The area is a high portion of the Allegheny Plateau between the West Branch of the Susquehanna River and Sinnemahoning Creek including some of the most remote portions of the state. Our drive passed through the 50,000 acre Quehanna Wild Area, once the site of a test facility for a proposed nuclear powered aircraft in the 1950s.
Quehanna was also the location of a handful of widely scattered farms in the late 1800s. It must have been a hard life on those farms, with no nearby neighbors, a short growing season and poor soils. Eventually some of the old farms were converted to food plots to enhance wildlife habitat. The history of Quehanna is outlined in Quehanna: The Blemished Jewel Restored by my old friend Ralph Harrison.

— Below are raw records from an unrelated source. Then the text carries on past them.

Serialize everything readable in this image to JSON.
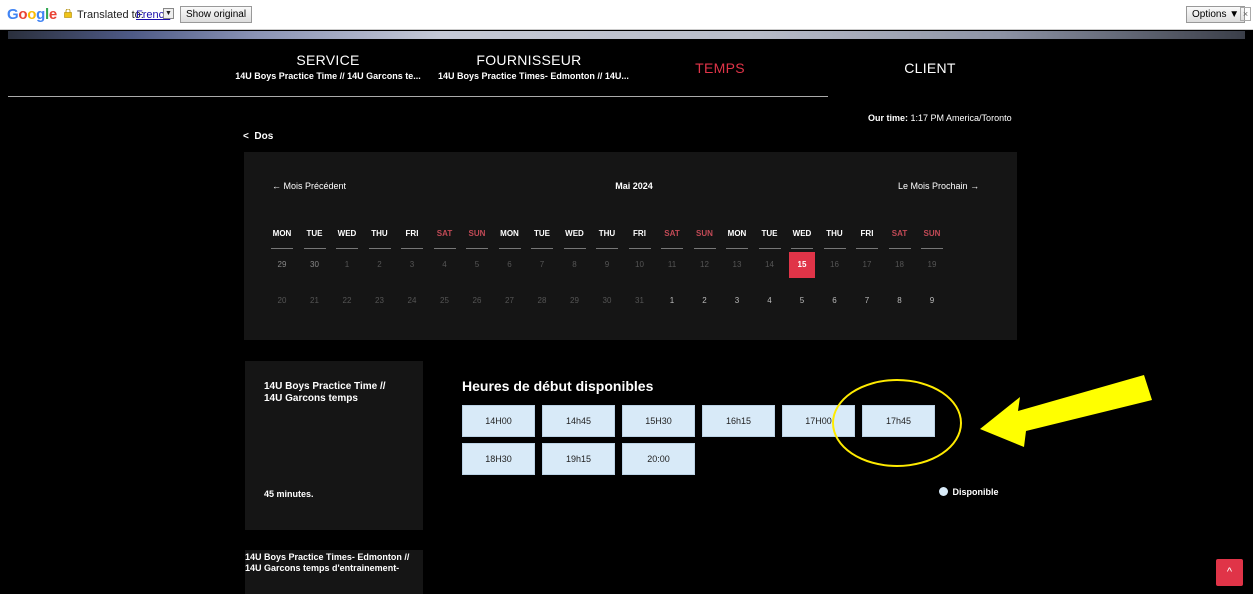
{
  "translate_bar": {
    "logo_letters": [
      "G",
      "o",
      "o",
      "g",
      "l",
      "e"
    ],
    "logo_colors": [
      "#4285f4",
      "#ea4335",
      "#fbbc05",
      "#4285f4",
      "#34a853",
      "#ea4335"
    ],
    "translated_label": "Translated to:",
    "language": "French",
    "show_original": "Show original",
    "options": "Options ▼",
    "close": "×"
  },
  "steps": {
    "service": {
      "title": "SERVICE",
      "sub": "14U Boys Practice Time // 14U Garcons te..."
    },
    "fournisseur": {
      "title": "FOURNISSEUR",
      "sub": "14U Boys Practice Times- Edmonton // 14U..."
    },
    "temps": {
      "title": "TEMPS"
    },
    "client": {
      "title": "CLIENT"
    }
  },
  "our_time": {
    "label": "Our time:",
    "value": "1:17 PM America/Toronto"
  },
  "back": "Dos",
  "calendar": {
    "prev": "Mois Précédent",
    "month": "Mai 2024",
    "next": "Le Mois Prochain",
    "weekdays": [
      "MON",
      "TUE",
      "WED",
      "THU",
      "FRI",
      "SAT",
      "SUN",
      "MON",
      "TUE",
      "WED",
      "THU",
      "FRI",
      "SAT",
      "SUN",
      "MON",
      "TUE",
      "WED",
      "THU",
      "FRI",
      "SAT",
      "SUN"
    ],
    "row1": [
      "29",
      "30",
      "1",
      "2",
      "3",
      "4",
      "5",
      "6",
      "7",
      "8",
      "9",
      "10",
      "11",
      "12",
      "13",
      "14",
      "15",
      "16",
      "17",
      "18",
      "19"
    ],
    "row2": [
      "20",
      "21",
      "22",
      "23",
      "24",
      "25",
      "26",
      "27",
      "28",
      "29",
      "30",
      "31",
      "1",
      "2",
      "3",
      "4",
      "5",
      "6",
      "7",
      "8",
      "9"
    ],
    "selected_day": "15",
    "accent": "#e03448"
  },
  "service_card": {
    "name": "14U Boys Practice Time // 14U Garcons temps",
    "duration": "45 minutes."
  },
  "provider_card": {
    "name": "14U Boys Practice Times- Edmonton // 14U Garcons temps d'entrainement-"
  },
  "times": {
    "title": "Heures de début disponibles",
    "slots": [
      "14H00",
      "14h45",
      "15H30",
      "16h15",
      "17H00",
      "17h45",
      "18H30",
      "19h15",
      "20:00"
    ]
  },
  "legend": {
    "label": "Disponible"
  },
  "scroll_top": "^"
}
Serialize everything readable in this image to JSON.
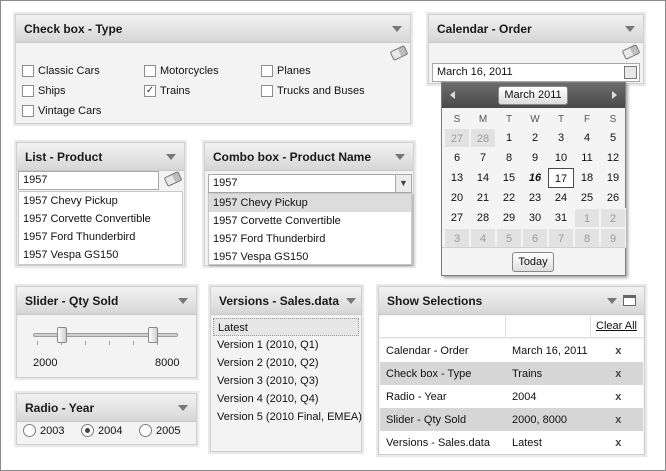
{
  "checkbox_type": {
    "title": "Check box - Type",
    "items": [
      {
        "label": "Classic Cars",
        "checked": false
      },
      {
        "label": "Motorcycles",
        "checked": false
      },
      {
        "label": "Planes",
        "checked": false
      },
      {
        "label": "Ships",
        "checked": false
      },
      {
        "label": "Trains",
        "checked": true
      },
      {
        "label": "Trucks and Buses",
        "checked": false
      },
      {
        "label": "Vintage Cars",
        "checked": false
      }
    ]
  },
  "calendar_order": {
    "title": "Calendar - Order",
    "value": "March 16, 2011",
    "month_label": "March 2011",
    "weekdays": [
      "S",
      "M",
      "T",
      "W",
      "T",
      "F",
      "S"
    ],
    "days": [
      "27",
      "28",
      "1",
      "2",
      "3",
      "4",
      "5",
      "6",
      "7",
      "8",
      "9",
      "10",
      "11",
      "12",
      "13",
      "14",
      "15",
      "16",
      "17",
      "18",
      "19",
      "20",
      "21",
      "22",
      "23",
      "24",
      "25",
      "26",
      "27",
      "28",
      "29",
      "30",
      "31",
      "1",
      "2",
      "3",
      "4",
      "5",
      "6",
      "7",
      "8",
      "9"
    ],
    "today_label": "Today"
  },
  "list_product": {
    "title": "List - Product",
    "search_value": "1957",
    "items": [
      "1957 Chevy Pickup",
      "1957 Corvette Convertible",
      "1957 Ford Thunderbird",
      "1957 Vespa GS150"
    ]
  },
  "combo_product_name": {
    "title": "Combo box - Product Name",
    "input_value": "1957",
    "items": [
      "1957 Chevy Pickup",
      "1957 Corvette Convertible",
      "1957 Ford Thunderbird",
      "1957 Vespa GS150"
    ]
  },
  "slider_qty_sold": {
    "title": "Slider - Qty Sold",
    "min_label": "2000",
    "max_label": "8000"
  },
  "radio_year": {
    "title": "Radio - Year",
    "options": [
      "2003",
      "2004",
      "2005"
    ],
    "selected": "2004"
  },
  "versions": {
    "title": "Versions - Sales.data",
    "items": [
      "Latest",
      "Version 1 (2010, Q1)",
      "Version 2 (2010, Q2)",
      "Version 3 (2010, Q3)",
      "Version 4 (2010, Q4)",
      "Version 5 (2010 Final, EMEA)"
    ]
  },
  "show_selections": {
    "title": "Show Selections",
    "clear_all_label": "Clear All",
    "rows": [
      {
        "name": "Calendar - Order",
        "value": "March 16, 2011"
      },
      {
        "name": "Check box - Type",
        "value": "Trains"
      },
      {
        "name": "Radio - Year",
        "value": "2004"
      },
      {
        "name": "Slider - Qty Sold",
        "value": "2000, 8000"
      },
      {
        "name": "Versions - Sales.data",
        "value": "Latest"
      }
    ],
    "remove_glyph": "x"
  },
  "colors": {
    "header_top": "#f2f2f2",
    "header_bottom": "#d6d6d6",
    "panel_bg": "#f3f3f3",
    "calendar_header": "#4a4a4a"
  }
}
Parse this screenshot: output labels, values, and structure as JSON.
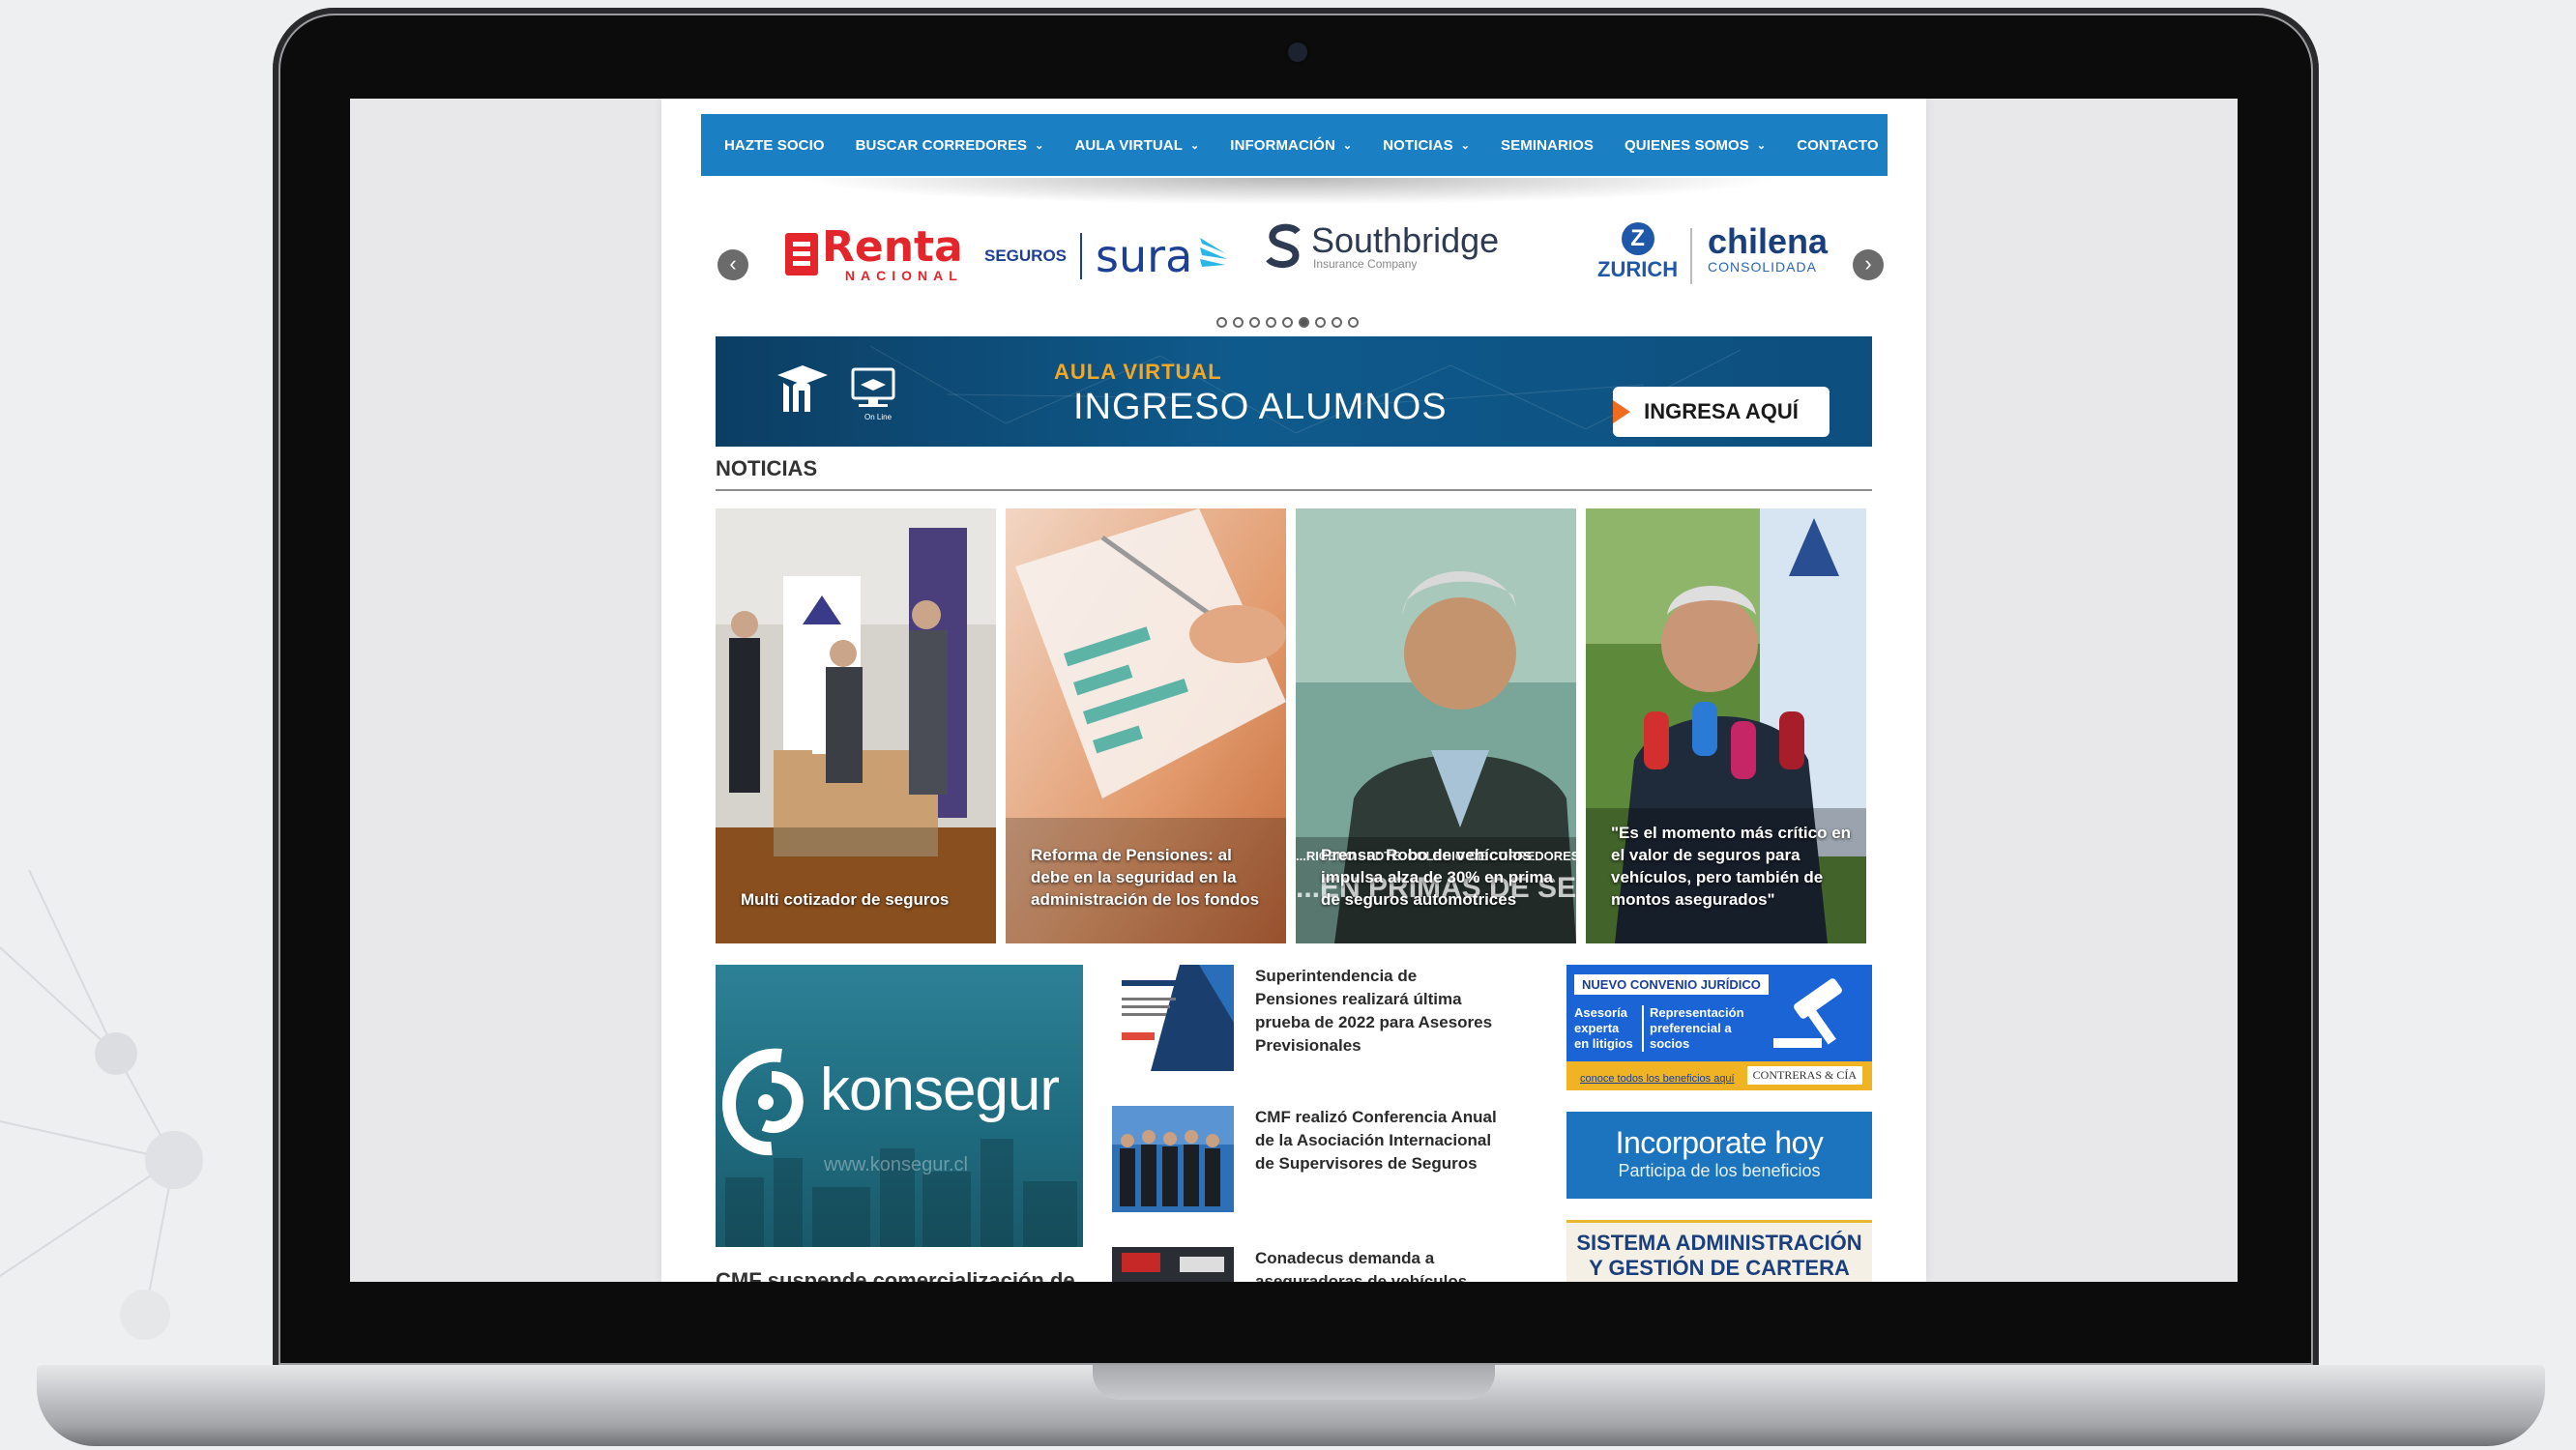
{
  "nav": {
    "items": [
      {
        "label": "HAZTE SOCIO",
        "dropdown": false
      },
      {
        "label": "BUSCAR CORREDORES",
        "dropdown": true
      },
      {
        "label": "AULA VIRTUAL",
        "dropdown": true
      },
      {
        "label": "INFORMACIÓN",
        "dropdown": true
      },
      {
        "label": "NOTICIAS",
        "dropdown": true
      },
      {
        "label": "SEMINARIOS",
        "dropdown": false
      },
      {
        "label": "QUIENES SOMOS",
        "dropdown": true
      },
      {
        "label": "CONTACTO",
        "dropdown": false
      }
    ],
    "dropdown_icon": "chevron-down-icon"
  },
  "sponsors": {
    "logos": [
      {
        "name": "Renta",
        "sub": "NACIONAL",
        "color": "#e3262c"
      },
      {
        "prefix": "SEGUROS",
        "name": "sura",
        "color": "#1d3f94"
      },
      {
        "name": "Southbridge",
        "sub": "Insurance Company",
        "color": "#2d3a52"
      },
      {
        "name": "ZURICH",
        "color": "#1f58a8"
      },
      {
        "name": "chilena",
        "sub": "CONSOLIDADA",
        "color": "#1a3f7c"
      }
    ],
    "dots_count": 9,
    "active_dot": 5,
    "prev_icon": "chevron-left-icon",
    "next_icon": "chevron-right-icon"
  },
  "banner": {
    "icon_label": "On Line",
    "kicker": "AULA VIRTUAL",
    "title": "INGRESO ALUMNOS",
    "cta": "INGRESA AQUÍ"
  },
  "noticias": {
    "title": "NOTICIAS",
    "cards": [
      {
        "caption": "Multi cotizador de seguros"
      },
      {
        "caption": "Reforma de Pensiones: al debe en la seguridad en la administración de los fondos"
      },
      {
        "caption": "Prensa: Robo de vehículos impulsa alza de 30% en prima de seguros automotrices",
        "overlay": "...RICENO • PDTE. COLEGIO DE CORREDORES",
        "overlay2": "...EN PRIMAS DE SEGUROS"
      },
      {
        "caption": "\"Es el momento más crítico en el valor de seguros para vehículos, pero también de montos asegurados\""
      }
    ]
  },
  "konsegur": {
    "name": "konsegur",
    "url": "www.konsegur.cl"
  },
  "cut_title": "CMF suspende comercialización de",
  "news_list": [
    {
      "title": "Superintendencia de Pensiones realizará última prueba de 2022 para Asesores Previsionales"
    },
    {
      "title": "CMF realizó Conferencia Anual de la Asociación Internacional de Supervisores de Seguros"
    },
    {
      "title": "Conadecus demanda a aseguradoras de vehículos por"
    }
  ],
  "ads": {
    "convenio": {
      "tag": "NUEVO CONVENIO JURÍDICO",
      "col1": "Asesoría experta en litigios",
      "col2": "Representación preferencial a socios",
      "link": "conoce todos los beneficios aquí",
      "brand": "CONTRERAS & CÍA"
    },
    "incorporate": {
      "title": "Incorporate hoy",
      "sub": "Participa de los beneficios"
    },
    "sistema": {
      "line1": "SISTEMA ADMINISTRACIÓN",
      "line2": "Y GESTIÓN DE CARTERA"
    }
  },
  "colors": {
    "nav": "#1b7fc3",
    "banner": "#0f5a8c",
    "accent": "#f5a623",
    "cta_arrow": "#ef6b1f"
  }
}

On one of the gravel roads we came upon a timber rattlesnake basking in the sun –
After urging the snake off the road, we stopped at one of those old farms to look over the fields where flat-topped white aster was in bloom –
The water level in the man-made wetland was rather low –
and some arrowhead was in bloom –
Then in was on to the heart of the elk range on Winslow Hill. We went to my favorite spots for viewing elk, BUT … with the hot dry weather the herbaceous plants on which elk feed in the summer were brown and dry.
A group of wild turkeys fed in one of the dry fields where grasshoppers were abundant –
The only elk we saw were in moist meadows along larger streams or in areas that had been mowed recently. But, we did see elk – a band of four bulls – some with shards of velvet still hanging from their antlers –
By then it was getting late, the light was fading and it was time to leave –
Note: Timber rattlesnakes are calm and non-aggressive and aren't out to get you. In over 50 years of working and recreating in rattlesnake habitat I've seen countless rattlesnakes and have stepped over two (that I know of), that I hadn't seen, without incident. This one was a mature snake close to four feet long, we may well have been the first humans it had ever encountered.